Zou L X, Imig J D, von Thun A M, Hymel A, Ono H, Navar L G
Department of Physiology, Tulane University School of Medicine, New Orleans, La. 70112, USA.
Hypertension. 1996 Oct;28(4):669-77. doi: 10.1161/01.hyp.28.4.669.

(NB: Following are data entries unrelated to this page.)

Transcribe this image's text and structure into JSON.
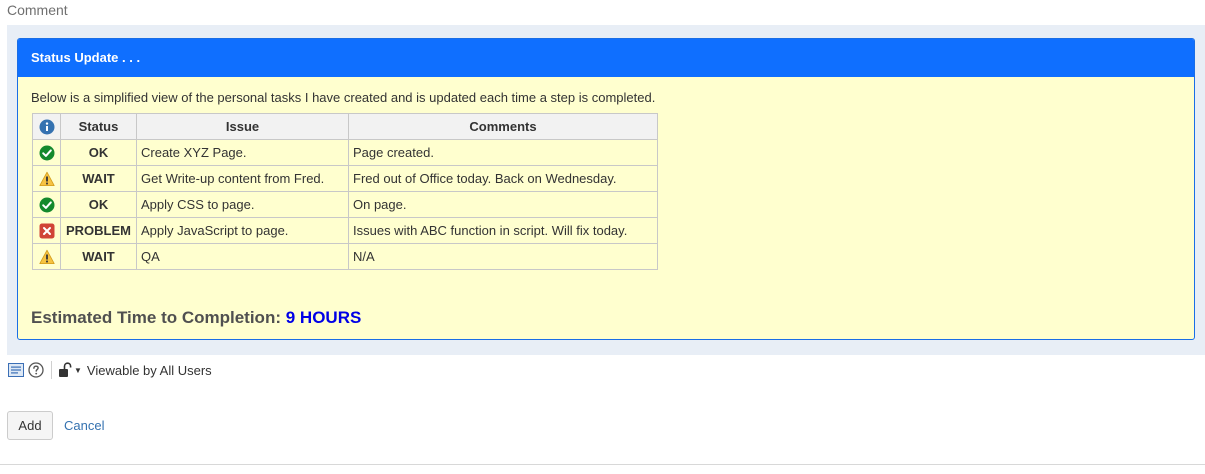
{
  "comment_label": "Comment",
  "panel": {
    "title": "Status Update . . .",
    "intro": "Below is a simplified view of the personal tasks I have created and is updated each time a step is completed.",
    "table": {
      "headers": {
        "icon": "info-icon",
        "status": "Status",
        "issue": "Issue",
        "comments": "Comments"
      },
      "rows": [
        {
          "icon": "check-circle-icon",
          "status": "OK",
          "status_kind": "ok",
          "issue": "Create XYZ Page.",
          "comments": "Page created."
        },
        {
          "icon": "warning-icon",
          "status": "WAIT",
          "status_kind": "wait",
          "issue": "Get Write-up content from Fred.",
          "comments": "Fred out of Office today. Back on Wednesday."
        },
        {
          "icon": "check-circle-icon",
          "status": "OK",
          "status_kind": "ok",
          "issue": "Apply CSS to page.",
          "comments": "On page."
        },
        {
          "icon": "error-icon",
          "status": "PROBLEM",
          "status_kind": "problem",
          "issue": "Apply JavaScript to page.",
          "comments": "Issues with ABC function in script. Will fix today."
        },
        {
          "icon": "warning-icon",
          "status": "WAIT",
          "status_kind": "wait",
          "issue": "QA",
          "comments": "N/A"
        }
      ]
    },
    "estimate_label": "Estimated Time to Completion:",
    "estimate_value": "9 HOURS"
  },
  "toolbar": {
    "editor_mode_icon": "text-mode-icon",
    "help_icon": "help-icon",
    "lock_icon": "unlock-icon",
    "visibility_label": "Viewable by All Users"
  },
  "actions": {
    "add_label": "Add",
    "cancel_label": "Cancel"
  },
  "colors": {
    "panel_header": "#0f6fff",
    "panel_body": "#ffffcf",
    "ok": "#14892c",
    "wait": "#f6a01a",
    "problem": "#d04437",
    "estimate_value": "#0000e6",
    "link": "#3572b0"
  }
}
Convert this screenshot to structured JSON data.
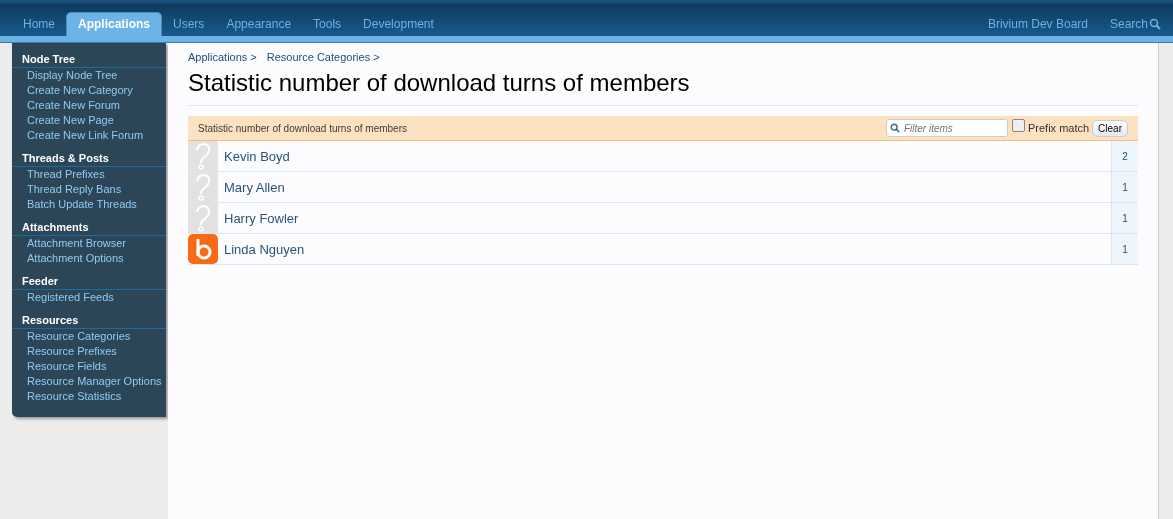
{
  "tabs": [
    {
      "label": "Home",
      "selected": false
    },
    {
      "label": "Applications",
      "selected": true
    },
    {
      "label": "Users",
      "selected": false
    },
    {
      "label": "Appearance",
      "selected": false
    },
    {
      "label": "Tools",
      "selected": false
    },
    {
      "label": "Development",
      "selected": false
    }
  ],
  "header_links": {
    "board": "Brivium Dev Board",
    "search": "Search"
  },
  "sidebar": {
    "sections": [
      {
        "title": "Node Tree",
        "items": [
          "Display Node Tree",
          "Create New Category",
          "Create New Forum",
          "Create New Page",
          "Create New Link Forum"
        ]
      },
      {
        "title": "Threads & Posts",
        "items": [
          "Thread Prefixes",
          "Thread Reply Bans",
          "Batch Update Threads"
        ]
      },
      {
        "title": "Attachments",
        "items": [
          "Attachment Browser",
          "Attachment Options"
        ]
      },
      {
        "title": "Feeder",
        "items": [
          "Registered Feeds"
        ]
      },
      {
        "title": "Resources",
        "items": [
          "Resource Categories",
          "Resource Prefixes",
          "Resource Fields",
          "Resource Manager Options",
          "Resource Statistics"
        ]
      }
    ]
  },
  "breadcrumbs": [
    "Applications >",
    "Resource Categories >"
  ],
  "page_title": "Statistic number of download turns of members",
  "list": {
    "heading": "Statistic number of download turns of members",
    "filter": {
      "placeholder": "Filter items"
    },
    "prefix_match": {
      "label": "Prefix match",
      "checked": false
    },
    "clear_button": "Clear",
    "rows": [
      {
        "name": "Kevin Boyd",
        "count": "2",
        "kind": "default"
      },
      {
        "name": "Mary Allen",
        "count": "1",
        "kind": "default"
      },
      {
        "name": "Harry Fowler",
        "count": "1",
        "kind": "default"
      },
      {
        "name": "Linda Nguyen",
        "count": "1",
        "kind": "logo"
      }
    ]
  }
}
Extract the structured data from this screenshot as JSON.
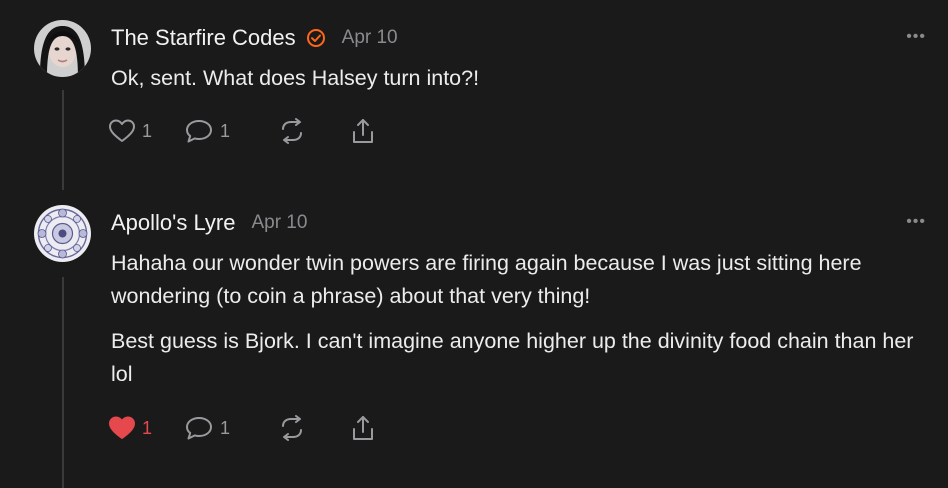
{
  "comments": [
    {
      "author": "The Starfire Codes",
      "date": "Apr 10",
      "verified": true,
      "paragraphs": [
        "Ok, sent. What does Halsey turn into?!"
      ],
      "likes": "1",
      "replies": "1",
      "liked": false,
      "more": "•••"
    },
    {
      "author": "Apollo's Lyre",
      "date": "Apr 10",
      "verified": false,
      "paragraphs": [
        "Hahaha our wonder twin powers are firing again because I was just sitting here wondering (to coin a phrase) about that very thing!",
        "Best guess is Bjork. I can't imagine anyone higher up the divinity food chain than her lol"
      ],
      "likes": "1",
      "replies": "1",
      "liked": true,
      "more": "•••"
    }
  ],
  "colors": {
    "background": "#1a1a1b",
    "badge": "#ff6719",
    "liked_heart": "#e5484d",
    "muted": "#8a8a8e"
  },
  "icons": [
    "heart-icon",
    "comment-icon",
    "restack-icon",
    "share-icon",
    "verified-badge-icon",
    "more-icon"
  ]
}
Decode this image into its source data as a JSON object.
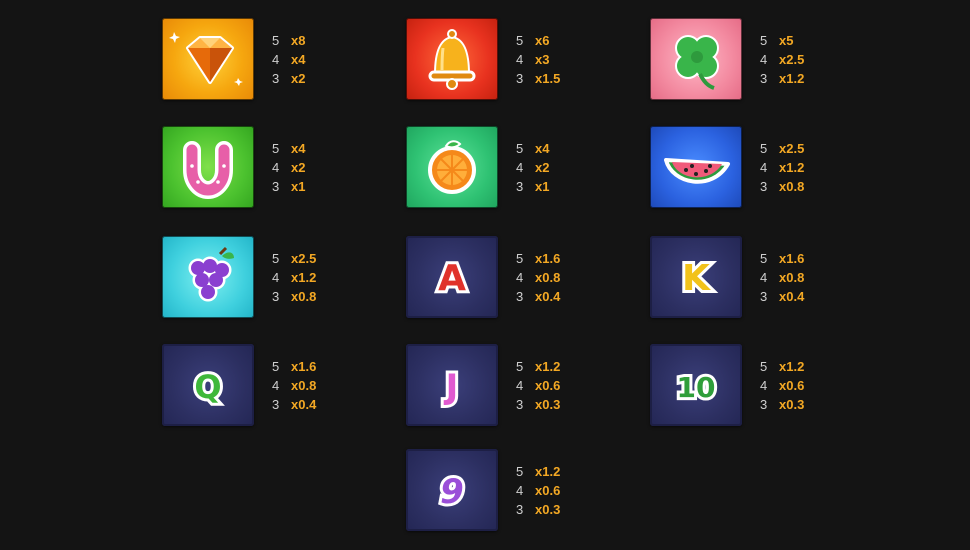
{
  "paytable": {
    "diamond": {
      "icon": "diamond-icon",
      "pays": [
        {
          "count": "5",
          "mult": "x8"
        },
        {
          "count": "4",
          "mult": "x4"
        },
        {
          "count": "3",
          "mult": "x2"
        }
      ]
    },
    "bell": {
      "icon": "bell-icon",
      "pays": [
        {
          "count": "5",
          "mult": "x6"
        },
        {
          "count": "4",
          "mult": "x3"
        },
        {
          "count": "3",
          "mult": "x1.5"
        }
      ]
    },
    "clover": {
      "icon": "clover-icon",
      "pays": [
        {
          "count": "5",
          "mult": "x5"
        },
        {
          "count": "4",
          "mult": "x2.5"
        },
        {
          "count": "3",
          "mult": "x1.2"
        }
      ]
    },
    "horseshoe": {
      "icon": "horseshoe-icon",
      "pays": [
        {
          "count": "5",
          "mult": "x4"
        },
        {
          "count": "4",
          "mult": "x2"
        },
        {
          "count": "3",
          "mult": "x1"
        }
      ]
    },
    "orange": {
      "icon": "orange-icon",
      "pays": [
        {
          "count": "5",
          "mult": "x4"
        },
        {
          "count": "4",
          "mult": "x2"
        },
        {
          "count": "3",
          "mult": "x1"
        }
      ]
    },
    "watermelon": {
      "icon": "watermelon-icon",
      "pays": [
        {
          "count": "5",
          "mult": "x2.5"
        },
        {
          "count": "4",
          "mult": "x1.2"
        },
        {
          "count": "3",
          "mult": "x0.8"
        }
      ]
    },
    "grapes": {
      "icon": "grapes-icon",
      "pays": [
        {
          "count": "5",
          "mult": "x2.5"
        },
        {
          "count": "4",
          "mult": "x1.2"
        },
        {
          "count": "3",
          "mult": "x0.8"
        }
      ]
    },
    "ace": {
      "letter": "A",
      "color": "#e0322b",
      "pays": [
        {
          "count": "5",
          "mult": "x1.6"
        },
        {
          "count": "4",
          "mult": "x0.8"
        },
        {
          "count": "3",
          "mult": "x0.4"
        }
      ]
    },
    "king": {
      "letter": "K",
      "color": "#f2c21a",
      "pays": [
        {
          "count": "5",
          "mult": "x1.6"
        },
        {
          "count": "4",
          "mult": "x0.8"
        },
        {
          "count": "3",
          "mult": "x0.4"
        }
      ]
    },
    "queen": {
      "letter": "Q",
      "color": "#3fb83a",
      "pays": [
        {
          "count": "5",
          "mult": "x1.6"
        },
        {
          "count": "4",
          "mult": "x0.8"
        },
        {
          "count": "3",
          "mult": "x0.4"
        }
      ]
    },
    "jack": {
      "letter": "J",
      "color": "#e05ad0",
      "pays": [
        {
          "count": "5",
          "mult": "x1.2"
        },
        {
          "count": "4",
          "mult": "x0.6"
        },
        {
          "count": "3",
          "mult": "x0.3"
        }
      ]
    },
    "ten": {
      "letter": "10",
      "color": "#2f9e3a",
      "pays": [
        {
          "count": "5",
          "mult": "x1.2"
        },
        {
          "count": "4",
          "mult": "x0.6"
        },
        {
          "count": "3",
          "mult": "x0.3"
        }
      ]
    },
    "nine": {
      "letter": "9",
      "color": "#9a4fd8",
      "pays": [
        {
          "count": "5",
          "mult": "x1.2"
        },
        {
          "count": "4",
          "mult": "x0.6"
        },
        {
          "count": "3",
          "mult": "x0.3"
        }
      ]
    }
  },
  "colors": {
    "count_text": "#cfcfcf",
    "multiplier_text": "#f3a824",
    "background": "#141414"
  }
}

Chronic low-dose angiotensin II (Ang II) infusion for 13 days mimics two-kidney, one clip Goldblatt hypertension and increase intrarenal Ang II levels. We performed studies to determine the time course for the enhancement of intrarenal Ang II levels and whether the increased intrarenal Ang II is a tissue-specific event and requires a receptor-mediated step. Male Sprague-Dawley rats were uninephrectomized, and either vehicle or Ang II (40 ng/min) was infused via a subcutaneous osmotic minipump. Plasma and renal Ang II levels were measured 3, 7, 10, and 13 days after minipump implantation. Compared with controls (126 +/- 2 mm Hg), systolic pressure in Ang II-infused rats exhibited a detectable increase by day 6 (146 +/- 2 mm Hg) and continued to increase to 189 +/- 5 mm Hg by day 12. Plasma Ang II levels were elevated by day 3, whereas intrarenal Ang II levels were not significantly elevated until 10 days of Ang II infusion. Renal injury characterized by focal and segmental glomerulosclerosis was evident after 13 days of Ang II infusion. Losartan (30 mg/kg per day) prevented the development of hypertension in the Ang II-infused rats for the duration of the infusion period (125 +/- 1 mm Hg) and reduced the degree of glomerular injury. Plasma renin activity was suppressed in the Ang II-infused group but was elevated markedly in both losartan-treated groups. Plasma Ang II levels were elevated in the Ang II-infused rats and were even higher during losartan treatment. Intrarenal Ang II levels were enhanced significantly (354 +/- 60 versus 164 +/- 23 fmol/g) in the Ang II-infused rats. However, losartan treatment prevented the augmentation of intrarenal Ang II caused by Ang II infusion. Heart and adrenal Ang II levels were not significantly increased in the Ang II-infused rats but were significantly elevated during losartan treatment. These results suggest that the tissue-specific elevations of intrarenal Ang II levels caused by chronic Ang II infusion are mediated by angiotensin type 1 receptor activation, which leads to either receptor-mediated internalization of Ang II, enhancement of intrarenal Ang II formation, or both.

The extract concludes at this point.